Judge Richard Leon of the U.S. District Court for the District of Columbia ruled against Justice in June 2009, saying that the requested documents are confidential. The government is seeking the documents amid a civil tax refund case in federal district court in Louisiana that was brought by Dow's majority-owned partnership, the Chemtech Partnership.
A three-judge panel of the U.S. Court of Appeals for the D.C. Circuit—Chief Judge David Sentelle and Judges Thomas Griffith and Janice Rogers Brown make up the panel—is scheduled to hear oral argument Feb. 26.
Justice attorneys want to review two categories of documents pursuant to a September 2007 subpoena—three documents that Deloitte (formerly Deloitte & Touche) is withholding based on privilege asserted by Dow, and documents maintained by a Deloitte affiliate in Zurich, Switzerland.
The three documents Justice wants include a 2005 tax opinion from McKee Nelson (the firm later merged with Bingham McCutchen) and a 1998 memo written by a Dow in-house attorney and an in-house accountant.
More after the jump.
Last year, Leon ruled that the documents in the first category, which were prepared in anticipation of future tax litigation involving Chemtech, are generally protected by attorney work product.

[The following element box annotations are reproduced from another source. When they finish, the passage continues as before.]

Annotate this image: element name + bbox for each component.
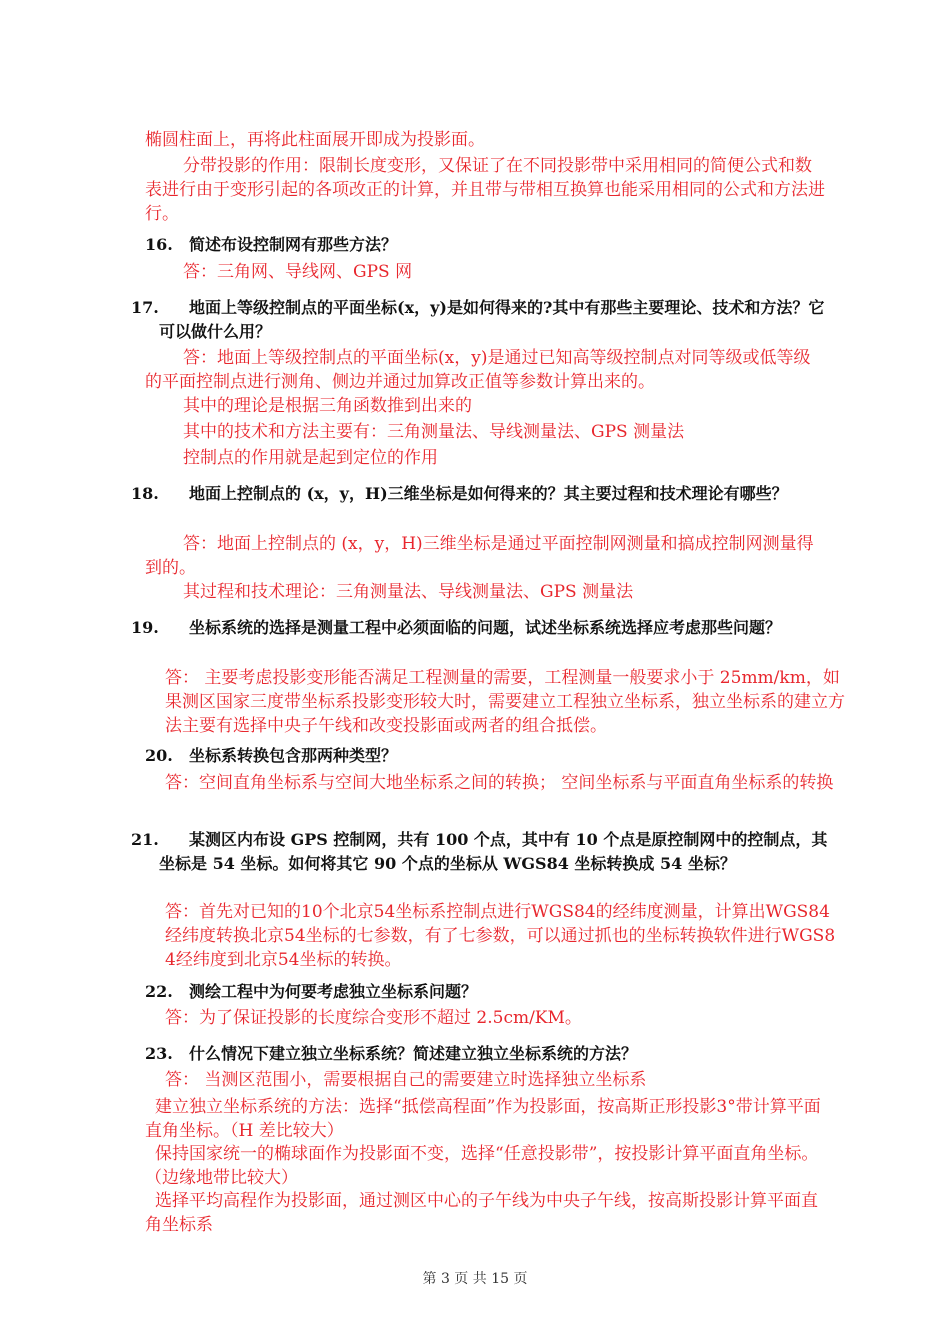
answer-22: 答：为了保证投影的长度综合变形不超过 2.5cm/KM。	[165, 1008, 582, 1028]
answer-23-method-1: 建立独立坐标系统的方法：选择“抵偿高程面”作为投影面，按高斯正形投影3°带计算平面直角坐标。（H 差比较大）	[145, 1097, 821, 1141]
answer-20: 答：空间直角坐标系与空间大地坐标系之间的转换； 空间坐标系与平面直角坐标系的转换	[165, 773, 834, 793]
answer-17-theory: 其中的理论是根据三角函数推到出来的	[183, 396, 472, 416]
answer-23: 答： 当测区范围小，需要根据自己的需要建立时选择独立坐标系	[165, 1070, 647, 1090]
intro-line-1: 椭圆柱面上，再将此柱面展开即成为投影面。	[145, 130, 485, 150]
question-number: 20.	[145, 746, 173, 765]
page-footer: 第 3 页 共 15 页	[422, 1271, 528, 1287]
question-text: 什么情况下建立独立坐标系统？简述建立独立坐标系统的方法？	[189, 1044, 638, 1063]
question-text: 坐标系转换包含那两种类型？	[189, 746, 398, 765]
answer-18: 答：地面上控制点的 (x，y，H)三维坐标是通过平面控制网测量和搞成控制网测量得到的。	[145, 534, 814, 578]
answer-17-usage: 控制点的作用就是起到定位的作用	[183, 448, 438, 468]
answer-21: 答：首先对已知的10个北京54坐标系控制点进行WGS84的经纬度测量，计算出WGS84经纬度转换北京54坐标的七参数，有了七参数，可以通过抓也的坐标转换软件进行WGS84经纬度到北京54坐标的转换。	[165, 902, 836, 970]
answer-23-method-3: 选择平均高程作为投影面，通过测区中心的子午线为中央子午线，按高斯投影计算平面直角坐标系	[145, 1191, 818, 1235]
question-text: 测绘工程中为何要考虑独立坐标系问题？	[189, 982, 478, 1001]
question-17	[131, 296, 839, 344]
question-16	[145, 233, 825, 257]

Click here for the order.
Leon said the government also failed to show that Deloitte USA has the legal right or authority to obtain documents from Deloitte in Switzerland. The judge noted in his opinion that Deloitte Switzerland refused to provide the requested documents to Deloitte USA absent an order from a Swiss Court.
“The U.S. firm doesn't have control of the Deloitte Swiss firm,” Sidley Austin partner Michael Warden, representing Deloitte, said at a court hearing in Washington in December 2008. Warden said the two firms are “very different” and separate legal entities.
In D.C. Circuit court papers, Justice lawyers say a document loses work-product protection when it is provided to a third-party’s potential adversary. Deloitte, Justice attorneys said in court papers, is an independent auditor that serves as a “public watchdog who has certain disclosure obligations to the (Securities and Exchange Commission) and whose loyalties ultimately run to the investing public.”
Justice Department attorney Judith Hagley of the Tax Division will argue the case for the government.
Dow disclosed documents to Deloitte with the expectation that Deloitte would maintain their confidentiality, Bingham McCutchen partner Hartman Blanchard, Jr., representing Dow, said in court papers in the D.C. Circuit.